House Education and the Workforce Committee chairman John Kline (R–MN) and Representative Todd Rokita (R–IN) have introduced the Student Success Act (SSA)—a proposal to rewrite No Child Left Behind (NCLB).

While restoring excellence in education will require more than a fix to the bureaucratic NCLB, Kline’s proposal makes some improvements to existing statute. But as we wrote last week, conservatives in Congress should work to allow states to completely opt-out of NCLB while eliminating federal programs that are ineffective and duplicative, not just try to solve the multitude of problems that plague the massive NCLB.

For those keeping score at home, Kline’s Student Success Act is the third NCLB rewrite to be proposed in as many weeks. Senator Lamar Alexander (R–TN) introduced the Every Child Ready for College or Career Act last week, and Senator Tom Harkin (D–IA) introduced his highly prescriptive 1,150-page rewrite of the law.

The SSA would eliminate Adequate Yearly Progress requirements in favor of allowing states to establish their own accountability systems. The proposal would also eliminate the highly qualified teacher mandate in current law and maintenance-of-effort regulations requiring states to spend money to secure federal funding.

It would also repeal the authorizations for 21st Century Community Learning Centers, Ready to Learn Television, Safe and Drug-Free Schools, Race to the Top, School Improvement Grants, i3 grants, and dozens of other programs that are outside of the purview of the federal government.

The proposal also prohibits the Secretary of Education from dictating standards and assessments—smart policy at a time when the Obama Administration has been heavily incentivizing states to adopt Common Core national standards and tests.

The SSA increases funding for Title I—the largest pot of NCLB funds—to $16.6 billion, but it incorporates other programs to give states more flexibility in directing federal education spending. Programs geared toward Native American and migrant children, English language learners, delinquent students, and rural populations would be housed under Title I.

Although the proposal takes some important steps forward to make federal regulations less onerous, it fails to fundamentally reduce intervention in education.

For example, the Student Success Act removes the highly qualified teacher provision mandating that any teacher of a core academic subject be state-certified and hold a bachelor’s degree. But it fails to recognize that local school districts are best equipped to make informed decisions about teacher effectiveness and instead offers prescriptive mandates for how school districts are to evaluate teachers.

The proposal mandates that school districts implement teacher evaluation systems based in part on student achievement data and that those outcomes be “a significant factor in determining a teacher’s evaluation.” While basing teacher evaluations on outcome measures such as student achievement is smart school-level policy, it’s certainly not something that should be mandated by the federal government.

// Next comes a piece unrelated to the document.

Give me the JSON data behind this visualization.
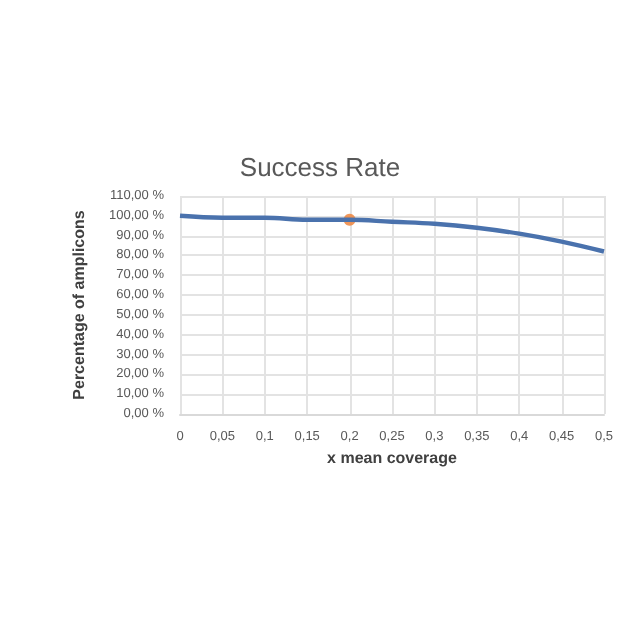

Moreover, conservative reforms such as portability of Title I funding are absent from the Kline–Rokita rewrite. Allowing states to make their Title I dollars portable, following a child to any public or private school of choice, is a critical reform component.

The bottom line: While it makes some improvements to existing law, at over 500 pages, Kline’s proposal does not fundamentally reduce federal intervention into education, as the 13-page conservative alternative to NCLB, the A-PLUS Act, does. Those 13 pages are a bolder, better conservative approach to restoring authority to those closest to the student.